A few drops of sweat beaded up on his forehead, but he took as deep a breath as he dared to in that hellhole and calmed himself. “That’s all right,” he thought, “I know what to do.” Jim had a backup plan.

He took his cellphone out. He pulled up the number for tech line. But nothing happened. Jim’s heart began to sink. He tried again. The same thing. He looked at his phone. There was no signal. Jim was really sweating now. He wiped his forehead with his sleeve. He was going to have to go in blind. 

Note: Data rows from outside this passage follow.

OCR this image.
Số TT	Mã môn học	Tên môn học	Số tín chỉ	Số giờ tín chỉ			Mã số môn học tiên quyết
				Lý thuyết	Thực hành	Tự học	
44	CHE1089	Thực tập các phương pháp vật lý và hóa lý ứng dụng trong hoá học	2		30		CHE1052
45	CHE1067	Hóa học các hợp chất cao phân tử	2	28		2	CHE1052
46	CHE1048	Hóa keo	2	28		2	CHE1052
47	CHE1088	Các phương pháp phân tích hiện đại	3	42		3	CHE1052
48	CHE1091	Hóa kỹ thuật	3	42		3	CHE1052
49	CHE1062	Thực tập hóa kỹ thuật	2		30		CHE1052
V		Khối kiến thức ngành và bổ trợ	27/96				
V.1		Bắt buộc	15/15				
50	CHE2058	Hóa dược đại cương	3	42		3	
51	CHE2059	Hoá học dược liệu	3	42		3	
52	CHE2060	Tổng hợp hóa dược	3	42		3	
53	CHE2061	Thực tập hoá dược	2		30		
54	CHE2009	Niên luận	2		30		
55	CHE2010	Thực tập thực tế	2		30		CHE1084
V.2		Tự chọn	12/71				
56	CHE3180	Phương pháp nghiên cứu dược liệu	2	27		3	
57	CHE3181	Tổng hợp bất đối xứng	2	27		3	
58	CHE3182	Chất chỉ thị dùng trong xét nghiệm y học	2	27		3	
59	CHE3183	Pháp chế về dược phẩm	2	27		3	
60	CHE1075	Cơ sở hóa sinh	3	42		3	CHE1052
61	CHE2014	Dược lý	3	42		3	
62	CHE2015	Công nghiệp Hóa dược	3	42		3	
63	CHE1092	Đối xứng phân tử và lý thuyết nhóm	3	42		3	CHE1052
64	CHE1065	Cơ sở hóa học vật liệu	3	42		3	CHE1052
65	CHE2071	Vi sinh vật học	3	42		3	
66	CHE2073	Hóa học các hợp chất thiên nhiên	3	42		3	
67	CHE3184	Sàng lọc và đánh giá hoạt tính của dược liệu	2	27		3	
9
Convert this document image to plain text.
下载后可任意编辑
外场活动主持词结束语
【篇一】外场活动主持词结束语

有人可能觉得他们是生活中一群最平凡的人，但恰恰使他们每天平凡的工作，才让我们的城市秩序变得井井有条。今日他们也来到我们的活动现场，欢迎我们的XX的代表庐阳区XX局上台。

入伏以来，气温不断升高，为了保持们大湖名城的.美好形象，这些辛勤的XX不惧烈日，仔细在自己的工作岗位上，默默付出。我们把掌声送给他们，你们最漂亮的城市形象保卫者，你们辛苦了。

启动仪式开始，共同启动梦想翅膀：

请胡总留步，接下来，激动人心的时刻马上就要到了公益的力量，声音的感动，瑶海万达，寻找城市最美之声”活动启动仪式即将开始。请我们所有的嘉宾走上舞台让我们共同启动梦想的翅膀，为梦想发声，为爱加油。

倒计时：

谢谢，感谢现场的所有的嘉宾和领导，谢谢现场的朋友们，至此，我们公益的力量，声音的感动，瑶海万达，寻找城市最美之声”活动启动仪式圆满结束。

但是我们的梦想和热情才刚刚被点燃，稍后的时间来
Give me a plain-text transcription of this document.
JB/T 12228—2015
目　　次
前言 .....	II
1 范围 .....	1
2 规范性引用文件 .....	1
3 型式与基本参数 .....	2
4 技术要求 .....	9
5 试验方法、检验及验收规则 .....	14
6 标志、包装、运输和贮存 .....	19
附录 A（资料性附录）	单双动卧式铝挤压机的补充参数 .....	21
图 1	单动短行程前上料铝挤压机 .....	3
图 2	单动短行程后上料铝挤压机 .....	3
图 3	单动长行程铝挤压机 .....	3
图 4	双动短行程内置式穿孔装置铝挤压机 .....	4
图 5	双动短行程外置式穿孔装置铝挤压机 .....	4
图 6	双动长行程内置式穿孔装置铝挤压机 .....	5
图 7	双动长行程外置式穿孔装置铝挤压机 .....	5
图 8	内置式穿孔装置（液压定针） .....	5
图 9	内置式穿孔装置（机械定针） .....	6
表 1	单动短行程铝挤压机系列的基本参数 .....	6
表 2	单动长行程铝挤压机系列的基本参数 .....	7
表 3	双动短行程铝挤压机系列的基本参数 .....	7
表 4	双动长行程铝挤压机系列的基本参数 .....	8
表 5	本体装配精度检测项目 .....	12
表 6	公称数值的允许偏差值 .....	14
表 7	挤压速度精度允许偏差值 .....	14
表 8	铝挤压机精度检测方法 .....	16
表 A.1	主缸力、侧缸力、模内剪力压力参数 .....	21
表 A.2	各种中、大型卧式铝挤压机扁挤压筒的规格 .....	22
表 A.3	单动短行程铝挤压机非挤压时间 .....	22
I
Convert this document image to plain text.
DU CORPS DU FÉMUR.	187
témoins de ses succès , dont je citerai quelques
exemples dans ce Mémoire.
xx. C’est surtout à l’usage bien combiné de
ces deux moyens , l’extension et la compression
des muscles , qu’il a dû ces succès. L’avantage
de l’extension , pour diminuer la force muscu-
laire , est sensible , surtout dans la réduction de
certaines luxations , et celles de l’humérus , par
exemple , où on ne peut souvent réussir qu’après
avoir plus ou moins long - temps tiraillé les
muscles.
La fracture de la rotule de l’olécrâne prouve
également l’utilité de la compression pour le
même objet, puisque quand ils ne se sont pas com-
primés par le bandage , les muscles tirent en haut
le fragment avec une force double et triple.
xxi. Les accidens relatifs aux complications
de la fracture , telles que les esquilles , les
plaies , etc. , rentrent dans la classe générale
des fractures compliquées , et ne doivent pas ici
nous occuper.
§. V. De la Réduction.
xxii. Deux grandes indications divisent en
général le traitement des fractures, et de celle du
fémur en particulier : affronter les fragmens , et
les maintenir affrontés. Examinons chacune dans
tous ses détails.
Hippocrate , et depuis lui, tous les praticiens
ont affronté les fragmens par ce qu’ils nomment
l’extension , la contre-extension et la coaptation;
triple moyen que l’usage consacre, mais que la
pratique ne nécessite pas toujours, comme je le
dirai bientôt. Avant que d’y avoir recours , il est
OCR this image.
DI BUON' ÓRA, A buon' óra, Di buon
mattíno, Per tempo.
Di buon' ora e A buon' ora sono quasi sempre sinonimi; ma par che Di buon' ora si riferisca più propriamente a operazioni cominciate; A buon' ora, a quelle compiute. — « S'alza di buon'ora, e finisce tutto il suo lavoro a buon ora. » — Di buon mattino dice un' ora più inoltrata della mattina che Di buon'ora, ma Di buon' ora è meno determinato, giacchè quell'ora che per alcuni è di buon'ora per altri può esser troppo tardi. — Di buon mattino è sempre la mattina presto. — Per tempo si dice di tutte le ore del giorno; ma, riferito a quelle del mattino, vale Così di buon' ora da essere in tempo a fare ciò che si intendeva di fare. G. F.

He pulled out the control board in the hopes he could figure something out. But beneath the control board was a confused tangle of wires of different colors. Red, purple, green, brown, they all snaked around each other and knotted together. Jim licked his lips. He had no idea what to do. Suddenly the wires were getting longer and longer, reaching out towards him, winding around his neck and cutting off his air. All the while, the customer was lurching at him, croaking, “Why aren’t you fixing my fridge?! Fix my fridge!!!!”

Jim woke up in a cold sweat, screaming. With shaky hands, he grabbed his smartphone off the night table and opened up the Master Samurai Tech Academy site. There they were - the training courses he had enrolled in so that he could finally up his game and have the knowledge and troubleshooting skills he needed to never have that sinking feeling again. 

He took a deep breath, chuckled a bit at that awful nightmare, then fell back onto his pillow, comforted by the knowledge that he was soon going to be master of his trade.